No way could she tell him the sinister truth behind her need to keep him at arm’s length.
Chapter 10
The morning light streaming in from the living room windows painted Rhun’s face in a golden glow, made his pale blue-green eyes shine even more brightly. Plopping down on the couch next to him, Merle sighed.
“It’s not fair,” she said.
“What’s that?”
“How blindingly beautiful you are.” She gestured wildly in his general direction.
That damn, sneakily hot-as-hell smirk of his curled his mouth, lit his eyes.
“Of course,” she added, just to take him down a notch, “you often temper the ethereal quality of your looks by opening your mouth and shooting off a sarcastic remark that makes me want to strangle you, so there is some balance.”
“I’m offended,” Rhun declared, glaring at her.
“Oh? Why?”
“My sarcastic remarks only make you want to strangle me? That’s so mild and unimaginative. What happened to wanting to eviscerate me after beating me to a pulp? Do I need to step up my game? Because clearly I’m not annoying you enough anymore.” He crossed his arms and pouted.
She snickered and smacked his shoulder. “I may yet use that spoon I’ve been threatening you with.”
One side of his mouth tipped up, and his eyes sparked with interest. “That’s more like it.”
“I’ve been wondering,” she said after a pause, sobering, “about this witch-demon hybrid thing.” She waved at her belly. “I’m a little worried about it, to be honest. I don’t know what to expect. How much of her will be demon, how much witch? What will her powers be like?” She looked up at him. “Her needs? I didn’t find any precedent to go by…”

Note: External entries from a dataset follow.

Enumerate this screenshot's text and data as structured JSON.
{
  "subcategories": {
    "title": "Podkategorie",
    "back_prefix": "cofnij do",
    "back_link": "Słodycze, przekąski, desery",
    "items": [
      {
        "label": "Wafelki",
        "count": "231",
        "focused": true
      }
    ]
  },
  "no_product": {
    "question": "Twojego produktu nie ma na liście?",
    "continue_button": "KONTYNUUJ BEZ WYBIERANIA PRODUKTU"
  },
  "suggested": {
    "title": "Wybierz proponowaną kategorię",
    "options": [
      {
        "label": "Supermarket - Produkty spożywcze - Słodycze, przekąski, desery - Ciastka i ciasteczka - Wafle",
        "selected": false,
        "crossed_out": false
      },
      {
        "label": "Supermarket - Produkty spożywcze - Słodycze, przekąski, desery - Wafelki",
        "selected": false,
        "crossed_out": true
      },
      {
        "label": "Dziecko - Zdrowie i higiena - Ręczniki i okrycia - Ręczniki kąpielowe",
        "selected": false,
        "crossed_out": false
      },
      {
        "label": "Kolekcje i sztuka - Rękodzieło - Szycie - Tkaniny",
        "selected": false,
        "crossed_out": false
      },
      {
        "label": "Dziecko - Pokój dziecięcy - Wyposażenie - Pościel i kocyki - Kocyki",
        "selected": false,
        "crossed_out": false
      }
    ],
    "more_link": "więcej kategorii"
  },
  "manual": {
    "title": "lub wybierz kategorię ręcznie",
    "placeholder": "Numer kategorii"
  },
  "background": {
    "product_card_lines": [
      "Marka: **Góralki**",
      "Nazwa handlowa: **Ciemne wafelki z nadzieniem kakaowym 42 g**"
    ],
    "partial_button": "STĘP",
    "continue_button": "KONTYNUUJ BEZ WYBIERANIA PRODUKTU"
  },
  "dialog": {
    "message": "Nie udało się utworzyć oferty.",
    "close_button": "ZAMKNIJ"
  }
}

“I did.” He shrugged at her inquisitive look. “I d
id some research among my kind. Turns out there was a case of a mating between a bluotezzer demon and a witch some eighty years ago, in Europe. She was expelled from her community, which is probably why you didn’t find anything in your archives.”
Merle growled, irate at the thought of another witch being ostracized just because she fell in love with a demon. Those damn bigoted, narrow-minded, hateful—
“Yes to all of that,” he said, nodding at what had to be a murderous expression on her face. “Anyway, the couple had three children, all of them daughters.”
“The witch gene.”
“Yep, seems like it.” His free hand came up to twirl a lock of her hair around his fingers. “They had witch powers.”
“But…?” Merle prodded. His tone definitely indicated a but.
“They were part demon, too.” He met her eyes. “They needed to satisfy one of the nourishment needs of my species, but only one, and always the same one, for the rest of their lives.”
Merle blew out a breath. That wasn’t so bad. “Well, then I hope they’ll only have to take pleasure.”
Rhun bristled, his aura blazing. “Well, I damn sure hope they won’t! If it was up to me, they’d have to take pain.”
She stared at him, baffled.
“We are talking,” Rhun growled in response to her scowl, “about my daughters. They will never—ever—take pleasure from a male. They will be cute little witch volcanoes for their entire lives, and the only thing they’ll ever do to males is cause them pain. Are we clear?”
Merle stared at him a moment longer, trying to maintain a straight face, until she couldn’t fight it anymore. She burst out laughing. Flopping down face-first on the couch, she laughed and laughed and laughed, coming up once, thinking she could sober up and stop.
One look at Rhun’s disgruntled expression had her wheezing with laughter again. She barely noticed when he left the couch and stalked out of the room, muttering something sounding like “not funny” under his breath.